Hommage à Virginie Bordes

Chère Virginie 

Comme à chaque fois que les écluses de la douleur envahissent mes yeux, il faut que j’écrive.

Je vous écrirai donc, chère Docteure.  

C’était il y a 6 ans. J’ai débarqué dans ce grand centre de cancérologie de l’Ouest. Il y avait du soleil au dehors et le grand hall moderne et chaleureux était inondé de lumière. J’ai pris ça comme un signe. Des semaines que je passais de couloirs gris en couloirs tristes. Des jours que tous mes sens étaient en alerte. Des mois que mon corps fabriquait des cellules qui lui faisaient du mal. 

J’arrivais donc à Nantes, comme un titiri sans famille, comme un chien dans une yole, poussée je ne sais trop comment vers quel indice, quel appel mystérieux qui me dirait: « c’est ici. Tu es bien là à ta place ». J’arrivais dans ce grand hall. Du soleil donc, indice numéro un. Et puis, tout autour, un grand espace vert… Il me semble que j’entends encore les oiseaux qui gazouillaient il y a 6 ans. Indice deux, ils avaient l’air de me souffler que j’étais arrivée au bout de mon périple. Qu’ici ma boussole pourrait se calmer, que mes sens pourraient cesser de me réveiller à trois heures du matin, les yeux déjà remplis des larmes que j’avais pleurées dans mon sommeil. 

Quand je levais le regard d’instinct vers l’étage. Vous étiez là. Dans votre blouse blanche, penchée par dessus la rambarde, les yeux verts rieurs, la mine réjouie: « Ha vous voilà! La Martinique est arrivée. Montez c’est au deuxième ». Quel accueil! Indice numéro trois: vous m’attendiez. 

Mes mains qui se tordent dans l’ascenseur, les numéros qui défilent, une bouffée d’oxygène, mais déjà le sentiment que cela va mieux. « Elle a l’air chouette, hein dis? ». Et qu’est-ce qu’elle l’était, chouette, ce petit bout de femme. Virginie Bordes, Docteure en chirurgie oncologique à l’ICO de René Gauducheau. Comme vous l’êtes, chouette, Virginie. 

1m50 de passion, de dévouement, de force…

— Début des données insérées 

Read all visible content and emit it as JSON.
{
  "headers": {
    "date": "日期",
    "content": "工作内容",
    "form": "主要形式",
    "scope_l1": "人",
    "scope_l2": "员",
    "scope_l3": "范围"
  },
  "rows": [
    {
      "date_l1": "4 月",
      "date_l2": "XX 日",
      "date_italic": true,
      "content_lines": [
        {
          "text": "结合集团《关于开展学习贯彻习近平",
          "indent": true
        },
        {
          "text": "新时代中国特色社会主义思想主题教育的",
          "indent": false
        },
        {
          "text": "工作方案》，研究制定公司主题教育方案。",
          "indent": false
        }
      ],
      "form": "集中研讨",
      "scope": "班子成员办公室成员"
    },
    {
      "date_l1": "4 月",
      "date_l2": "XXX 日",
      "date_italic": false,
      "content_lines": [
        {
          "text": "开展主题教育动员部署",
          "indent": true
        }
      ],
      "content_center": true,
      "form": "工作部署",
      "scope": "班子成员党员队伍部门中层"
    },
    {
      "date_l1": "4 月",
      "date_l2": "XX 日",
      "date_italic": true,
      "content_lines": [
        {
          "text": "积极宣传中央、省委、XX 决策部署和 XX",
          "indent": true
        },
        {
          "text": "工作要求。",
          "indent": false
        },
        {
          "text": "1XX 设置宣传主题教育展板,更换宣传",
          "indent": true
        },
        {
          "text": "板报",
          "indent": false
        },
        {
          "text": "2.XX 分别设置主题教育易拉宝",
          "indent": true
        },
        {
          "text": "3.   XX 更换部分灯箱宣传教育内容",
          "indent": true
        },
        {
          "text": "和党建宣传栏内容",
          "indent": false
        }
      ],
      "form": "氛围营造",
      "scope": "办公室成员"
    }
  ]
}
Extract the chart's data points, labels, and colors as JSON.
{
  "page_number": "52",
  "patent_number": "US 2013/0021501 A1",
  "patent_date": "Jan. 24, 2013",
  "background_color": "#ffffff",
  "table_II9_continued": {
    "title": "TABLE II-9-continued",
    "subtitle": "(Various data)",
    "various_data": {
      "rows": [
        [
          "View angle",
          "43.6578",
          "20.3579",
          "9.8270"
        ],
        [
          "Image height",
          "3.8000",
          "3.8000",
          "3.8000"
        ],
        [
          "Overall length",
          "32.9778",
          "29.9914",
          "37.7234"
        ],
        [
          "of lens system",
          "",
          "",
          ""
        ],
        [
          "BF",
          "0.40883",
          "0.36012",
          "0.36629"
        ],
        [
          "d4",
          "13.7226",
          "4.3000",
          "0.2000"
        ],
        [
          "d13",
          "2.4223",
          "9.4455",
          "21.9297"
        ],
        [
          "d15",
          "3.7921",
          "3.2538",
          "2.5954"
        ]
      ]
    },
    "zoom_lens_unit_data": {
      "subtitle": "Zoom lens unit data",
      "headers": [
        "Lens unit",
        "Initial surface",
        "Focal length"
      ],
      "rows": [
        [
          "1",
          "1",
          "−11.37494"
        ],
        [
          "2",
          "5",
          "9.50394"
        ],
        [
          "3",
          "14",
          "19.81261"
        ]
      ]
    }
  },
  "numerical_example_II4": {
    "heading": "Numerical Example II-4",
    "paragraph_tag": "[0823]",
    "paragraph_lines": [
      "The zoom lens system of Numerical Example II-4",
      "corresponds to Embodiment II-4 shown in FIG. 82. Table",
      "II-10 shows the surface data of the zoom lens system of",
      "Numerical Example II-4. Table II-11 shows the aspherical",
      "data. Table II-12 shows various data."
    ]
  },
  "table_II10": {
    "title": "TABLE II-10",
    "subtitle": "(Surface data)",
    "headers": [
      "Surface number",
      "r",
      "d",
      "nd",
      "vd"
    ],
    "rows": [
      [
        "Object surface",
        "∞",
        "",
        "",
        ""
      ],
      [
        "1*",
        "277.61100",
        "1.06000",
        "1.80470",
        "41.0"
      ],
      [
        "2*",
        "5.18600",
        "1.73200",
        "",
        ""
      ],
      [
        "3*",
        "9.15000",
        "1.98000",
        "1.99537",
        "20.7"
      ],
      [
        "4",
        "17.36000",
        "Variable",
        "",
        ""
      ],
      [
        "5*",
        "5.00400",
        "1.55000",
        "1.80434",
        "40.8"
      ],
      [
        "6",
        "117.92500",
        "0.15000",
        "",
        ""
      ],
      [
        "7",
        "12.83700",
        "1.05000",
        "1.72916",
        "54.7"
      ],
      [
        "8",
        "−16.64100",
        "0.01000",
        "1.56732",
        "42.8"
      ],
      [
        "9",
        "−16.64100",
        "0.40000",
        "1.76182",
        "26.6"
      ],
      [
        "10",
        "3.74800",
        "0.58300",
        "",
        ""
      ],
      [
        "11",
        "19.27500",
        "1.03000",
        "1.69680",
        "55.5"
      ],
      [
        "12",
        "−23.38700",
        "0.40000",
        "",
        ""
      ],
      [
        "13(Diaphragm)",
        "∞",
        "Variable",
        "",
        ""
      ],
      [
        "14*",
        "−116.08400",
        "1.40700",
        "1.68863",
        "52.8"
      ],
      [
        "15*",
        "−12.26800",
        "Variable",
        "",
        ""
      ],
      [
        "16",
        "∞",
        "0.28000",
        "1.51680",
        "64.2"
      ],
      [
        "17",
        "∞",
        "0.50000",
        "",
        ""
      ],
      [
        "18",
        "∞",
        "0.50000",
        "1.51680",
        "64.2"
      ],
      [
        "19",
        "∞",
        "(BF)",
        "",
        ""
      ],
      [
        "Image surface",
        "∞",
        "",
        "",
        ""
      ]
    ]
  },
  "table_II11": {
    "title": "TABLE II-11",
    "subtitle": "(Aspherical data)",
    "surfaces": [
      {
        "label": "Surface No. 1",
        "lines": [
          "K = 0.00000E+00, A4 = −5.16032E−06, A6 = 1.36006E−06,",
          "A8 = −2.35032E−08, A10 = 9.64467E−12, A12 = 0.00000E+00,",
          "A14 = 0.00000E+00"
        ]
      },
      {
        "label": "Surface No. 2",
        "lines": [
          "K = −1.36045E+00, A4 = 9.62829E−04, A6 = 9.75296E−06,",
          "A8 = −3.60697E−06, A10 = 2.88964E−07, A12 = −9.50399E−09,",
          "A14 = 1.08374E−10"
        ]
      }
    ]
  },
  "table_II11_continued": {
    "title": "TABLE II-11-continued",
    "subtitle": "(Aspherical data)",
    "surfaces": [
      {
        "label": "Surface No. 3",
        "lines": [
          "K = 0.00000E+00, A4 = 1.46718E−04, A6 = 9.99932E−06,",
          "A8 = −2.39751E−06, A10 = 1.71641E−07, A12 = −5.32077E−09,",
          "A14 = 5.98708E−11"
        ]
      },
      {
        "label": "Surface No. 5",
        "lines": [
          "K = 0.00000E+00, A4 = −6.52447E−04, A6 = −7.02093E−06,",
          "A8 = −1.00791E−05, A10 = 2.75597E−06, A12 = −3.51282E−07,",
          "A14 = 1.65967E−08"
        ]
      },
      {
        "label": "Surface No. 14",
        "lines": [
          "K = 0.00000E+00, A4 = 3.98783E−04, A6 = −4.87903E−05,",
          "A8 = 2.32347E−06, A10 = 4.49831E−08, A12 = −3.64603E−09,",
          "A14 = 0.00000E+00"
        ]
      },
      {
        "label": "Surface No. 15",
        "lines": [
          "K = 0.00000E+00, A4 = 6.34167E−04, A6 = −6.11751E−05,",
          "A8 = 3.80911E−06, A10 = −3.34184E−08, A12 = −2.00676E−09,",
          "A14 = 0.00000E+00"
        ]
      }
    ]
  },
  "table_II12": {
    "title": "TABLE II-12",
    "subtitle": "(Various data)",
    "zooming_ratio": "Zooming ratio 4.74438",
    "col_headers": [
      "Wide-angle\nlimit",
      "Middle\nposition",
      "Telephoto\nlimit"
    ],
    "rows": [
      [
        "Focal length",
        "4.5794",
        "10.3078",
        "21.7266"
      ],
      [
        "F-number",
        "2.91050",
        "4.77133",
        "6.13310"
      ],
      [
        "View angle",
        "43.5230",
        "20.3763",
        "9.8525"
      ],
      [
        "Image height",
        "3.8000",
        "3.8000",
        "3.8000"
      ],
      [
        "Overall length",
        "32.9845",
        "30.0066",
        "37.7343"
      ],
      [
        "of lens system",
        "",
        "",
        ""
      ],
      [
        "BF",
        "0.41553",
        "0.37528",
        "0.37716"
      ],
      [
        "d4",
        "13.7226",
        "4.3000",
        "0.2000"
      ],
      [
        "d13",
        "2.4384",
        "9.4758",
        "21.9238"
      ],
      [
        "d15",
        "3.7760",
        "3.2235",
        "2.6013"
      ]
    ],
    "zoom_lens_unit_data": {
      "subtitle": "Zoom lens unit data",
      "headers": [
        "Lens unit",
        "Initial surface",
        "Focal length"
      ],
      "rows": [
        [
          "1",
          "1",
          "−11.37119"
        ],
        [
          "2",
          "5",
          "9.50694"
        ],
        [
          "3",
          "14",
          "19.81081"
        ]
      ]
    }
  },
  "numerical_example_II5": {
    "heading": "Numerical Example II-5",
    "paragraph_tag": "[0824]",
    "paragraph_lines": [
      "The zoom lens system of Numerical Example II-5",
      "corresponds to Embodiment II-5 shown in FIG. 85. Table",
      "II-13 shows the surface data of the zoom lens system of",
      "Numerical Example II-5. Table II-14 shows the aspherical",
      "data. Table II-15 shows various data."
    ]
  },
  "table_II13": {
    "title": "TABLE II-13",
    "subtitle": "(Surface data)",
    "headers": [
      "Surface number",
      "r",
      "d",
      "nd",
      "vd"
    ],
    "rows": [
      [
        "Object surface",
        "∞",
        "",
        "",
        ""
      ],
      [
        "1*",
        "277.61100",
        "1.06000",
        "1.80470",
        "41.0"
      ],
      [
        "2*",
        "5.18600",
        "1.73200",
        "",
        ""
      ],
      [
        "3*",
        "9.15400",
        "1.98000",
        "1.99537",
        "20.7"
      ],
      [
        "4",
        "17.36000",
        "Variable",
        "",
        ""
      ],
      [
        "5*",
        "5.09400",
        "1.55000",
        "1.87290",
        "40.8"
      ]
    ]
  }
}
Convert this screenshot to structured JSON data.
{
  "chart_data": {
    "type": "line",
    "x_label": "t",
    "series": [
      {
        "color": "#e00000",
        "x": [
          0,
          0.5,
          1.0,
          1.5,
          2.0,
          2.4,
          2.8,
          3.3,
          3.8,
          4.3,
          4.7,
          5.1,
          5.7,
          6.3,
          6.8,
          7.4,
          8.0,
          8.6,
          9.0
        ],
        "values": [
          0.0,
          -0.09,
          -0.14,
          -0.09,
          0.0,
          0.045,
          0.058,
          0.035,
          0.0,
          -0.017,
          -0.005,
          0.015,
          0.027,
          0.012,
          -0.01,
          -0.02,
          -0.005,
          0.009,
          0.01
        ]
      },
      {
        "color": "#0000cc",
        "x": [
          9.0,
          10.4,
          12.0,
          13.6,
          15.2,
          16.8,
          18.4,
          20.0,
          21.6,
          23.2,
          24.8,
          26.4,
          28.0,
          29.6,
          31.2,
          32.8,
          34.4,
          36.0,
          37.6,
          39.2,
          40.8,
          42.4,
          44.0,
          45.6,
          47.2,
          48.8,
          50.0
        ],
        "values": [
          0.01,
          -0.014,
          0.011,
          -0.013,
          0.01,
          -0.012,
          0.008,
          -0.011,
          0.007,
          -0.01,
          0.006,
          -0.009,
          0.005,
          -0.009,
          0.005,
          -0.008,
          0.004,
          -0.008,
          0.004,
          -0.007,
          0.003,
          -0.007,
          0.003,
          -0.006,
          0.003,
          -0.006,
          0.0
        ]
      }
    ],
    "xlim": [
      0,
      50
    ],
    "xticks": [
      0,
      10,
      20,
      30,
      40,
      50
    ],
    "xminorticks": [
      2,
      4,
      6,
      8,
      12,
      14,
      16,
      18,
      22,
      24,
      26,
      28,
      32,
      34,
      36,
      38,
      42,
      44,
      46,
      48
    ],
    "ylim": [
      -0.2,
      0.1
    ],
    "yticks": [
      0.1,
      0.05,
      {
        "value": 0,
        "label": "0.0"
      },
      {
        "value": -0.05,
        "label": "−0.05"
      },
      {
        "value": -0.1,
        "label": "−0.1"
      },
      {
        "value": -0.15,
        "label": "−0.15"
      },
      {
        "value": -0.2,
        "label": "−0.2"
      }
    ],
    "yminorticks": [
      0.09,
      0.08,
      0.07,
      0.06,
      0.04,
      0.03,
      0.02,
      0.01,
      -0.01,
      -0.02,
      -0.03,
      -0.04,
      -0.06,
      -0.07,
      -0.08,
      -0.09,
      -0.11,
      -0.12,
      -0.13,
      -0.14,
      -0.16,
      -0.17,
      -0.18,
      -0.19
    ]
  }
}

1m50, elle aimait dire en se moquant d’elle même. Je dirais quand même Docteure, plus d1m50! Plus d’1m50 de passion, de dévouement, de force et d’abnégation. Avec elle, on entre dans la mêlée. On réfléchit pendant qu’on avance parce que de toute façon, il n’y a qu’une chose à faire: avancer! Retourner ce putain de crabe. En faire une sauce pour Pâques. En faire une bouchée. Point à la ligne. 

Alors on a avancé ensemble. Vite, sans effort quand ça allait. À quatre pattes, le ventre à l’envers quand ça n’allait pas. « Vous appelez n’importe quand, n’importe où, vous envoyez un email pour plus d’informations, un conseil, une inquiétude. » vous avez dit. Et moi j’ai pensé : « Beu non, je vais pas l’embêter quand même. Un si grand centre a déjà tant de patientes ». N’empêche que c’était rassurant. 

Et quand je ne fus plus votre patiente, parceque, le crabe, il ne choisit pas, et qu’il s’est invité chez vous, nous sommes devenues complices. On ne parlait pas de nos maux, presque jamais. Moi: oui j’avoue un peu. Vous un roc : jamais, jamais. 

Un jour j’ai évoqué avec vous le Projet Amazones, vous avez été emballée! Oui l’ICO allait m’aider. De quoi avais-je besoin? Direct dans la mêlée Virginie. Elle était comme ça. C’est ainsi qu’en 2017, bénévole, avec notre Fabienne, kiné et amie nous avons lancé les premières formations des kinés aux techniques d’accompagnement de cancer du sein. En 2019, la formation est revenue « encore mieux qu’en 2017 » nous a confié une kinésithérapeute martiniquaise. Encore une fois grâce à vous avec Fabienne, parce que vous y croyiez. Vous croyiez en moi, en nous.  Aujourd’hui en Martinique, nous avons la chance d’avoir un réseau d’une quarantaine de kinés formés. Je crois que sur une région de 360 000 habitants, c’est un record. 

Je ne sais plus trop quoi dire. Vous étiez là. Vous n’êtes plus là. Si vous saviez combien c’est important ce que vous m’avez donné, insufflé il y a 6 ans… Vous m’avez offert l’espoir. L’espoir que demain était à porté de coeur. L’espoir que les rêves étaient faits pour être réalisés. Merci mon Docteur adoré. Merci d’avoir sauvé ma vie, en m’offrant l’espoir. Que votre chemin vers les étoiles soit doux. Belya.